霜莳脸微红,当初是权宜之计,却没想到封垏与檀朋却信以为真。霜莳连忙道歉:“劳你白忙活一趟,以后再也不会了。”
檀朋挠了挠后脑勺:“也不是白忙活,是瞎忙活了一场。若不是我瞧见那个烧着的马车,我们将军都不信姑娘被人害死。都怪我没看清就胡说,才让我们将军一夜生霜发。姑娘对我们将军好一点吧,他为了姑娘,连命都不要了。”

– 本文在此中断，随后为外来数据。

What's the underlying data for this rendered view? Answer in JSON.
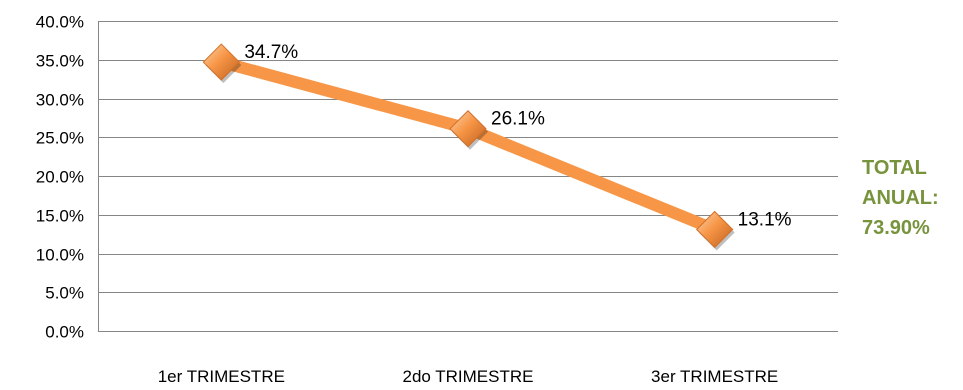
{
  "chart_data": {
    "type": "line",
    "categories": [
      "1er TRIMESTRE",
      "2do TRIMESTRE",
      "3er TRIMESTRE"
    ],
    "series": [
      {
        "values": [
          34.7,
          26.1,
          13.1
        ],
        "labels": [
          "34.7%",
          "26.1%",
          "13.1%"
        ],
        "color": "#f79646"
      }
    ],
    "yticks": [
      "0.0%",
      "5.0%",
      "10.0%",
      "15.0%",
      "20.0%",
      "25.0%",
      "30.0%",
      "35.0%",
      "40.0%"
    ],
    "ylim": [
      0,
      40
    ],
    "ystep": 5,
    "grid": true,
    "legend": "none"
  },
  "annotation": {
    "line1": "TOTAL",
    "line2": "ANUAL:",
    "line3": "73.90%",
    "color": "#77933c"
  }
}
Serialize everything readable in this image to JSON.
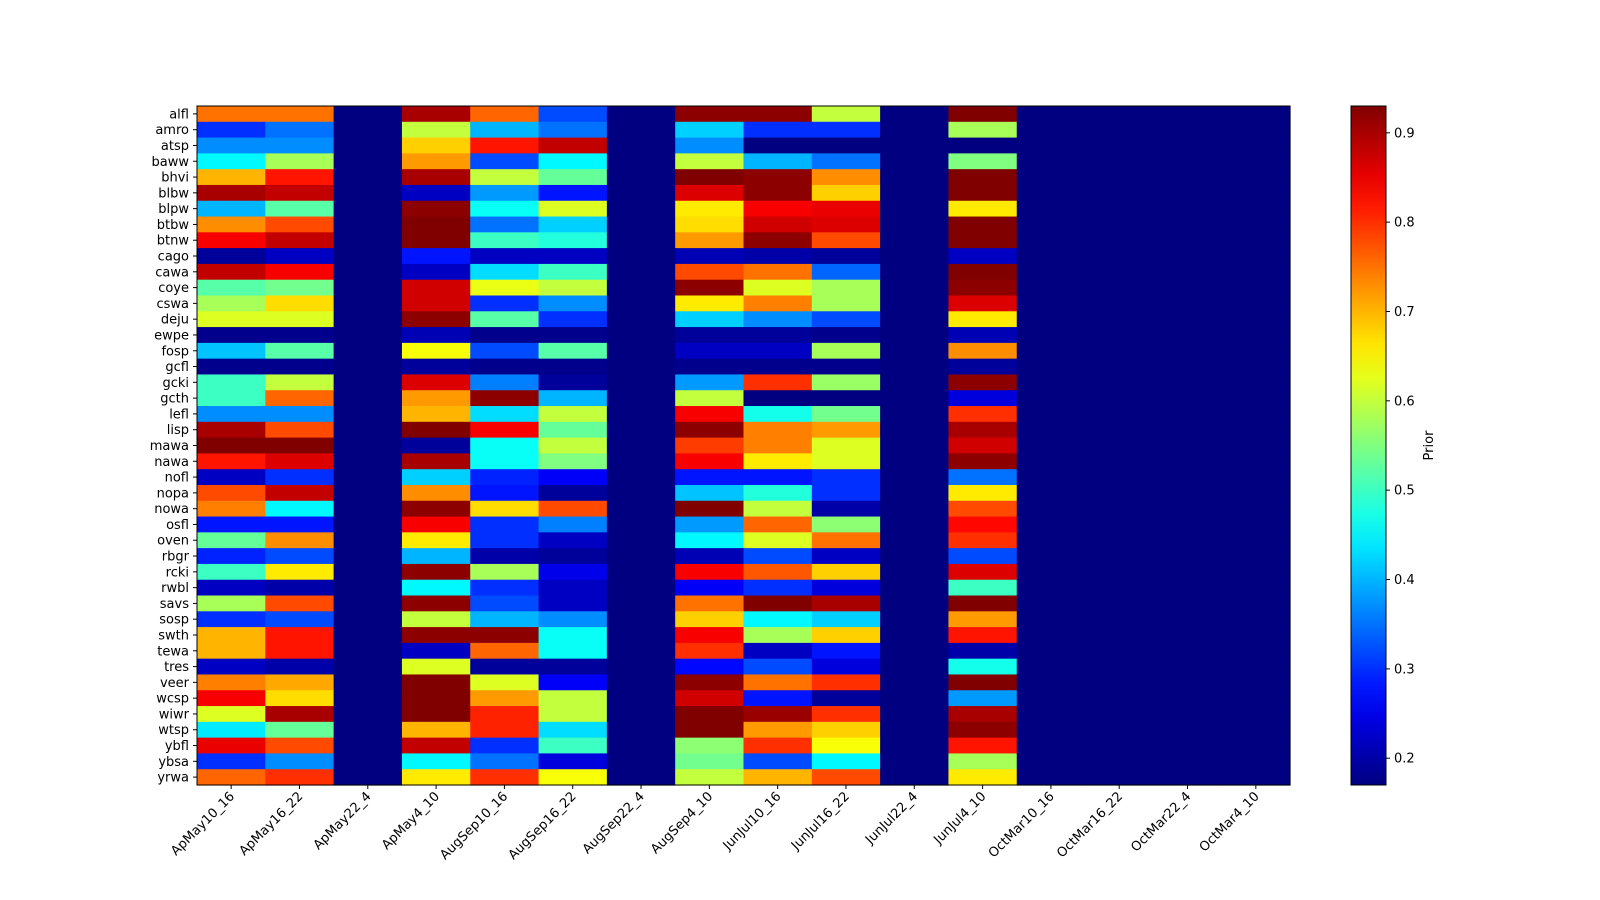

霜莳恍惚,像是有团棉花窒在嗓子眼,膨胀起来,堵得说不出话。
檀朋依旧顾自说着:“我跟将军认识十多年了,从来没见过将军身子弱到随时能昏厥的样子。就像饴糖上那层糖衣,一捏就碎了。多少个日夜啊,他就和衣而卧,俺听他说过无数次梦话,都是在喊姑娘的名字。”
一片丹心,是霜莳没体会过的痴情温柔。
从旁人嘴里说出的话,仿佛更加有信服力。檀朋每说一句话,霜莳的心就被狠狠捏一下,到最后她已经湿润了眼眶,不敢听不敢问,怕话说出口,她会抑制不住自己,总去复盘檀朋那番话。
窗外的夜色太深,一轮弦月挂在树梢,鸟雀在呢喃低鸣。清清冷冷的院子,仿佛因为少了一个人,变得孤寂。
愁思攀在姑娘脸上,檀朋见了,宽心安慰:“姑娘在担心将军?放心吧,他说好今夜回,便不会食言。”
霜莳默声,与檀朋用过饭,困意渐渐袭来。多日奔波,就连梦境都变得跌宕。她又梦回皇城,依旧是混乱的厮杀,杀气腾腾的祯明帝坐在龙椅上,手中握着一把利剑,直直刺了过来。她吓得闭上眼睛,却没感受到疼痛,再睁开眼看,那把剑已刺入封垏的胸膛,血色从他的胸口四处弥散,红得刺眼。
封垏跌倒,却笑与她说:“说好要保护你,我没有食言。”
霜莳撕心似地大喊,喊他将军,喊他表叔,喊他封垏,却得不到丝毫回应。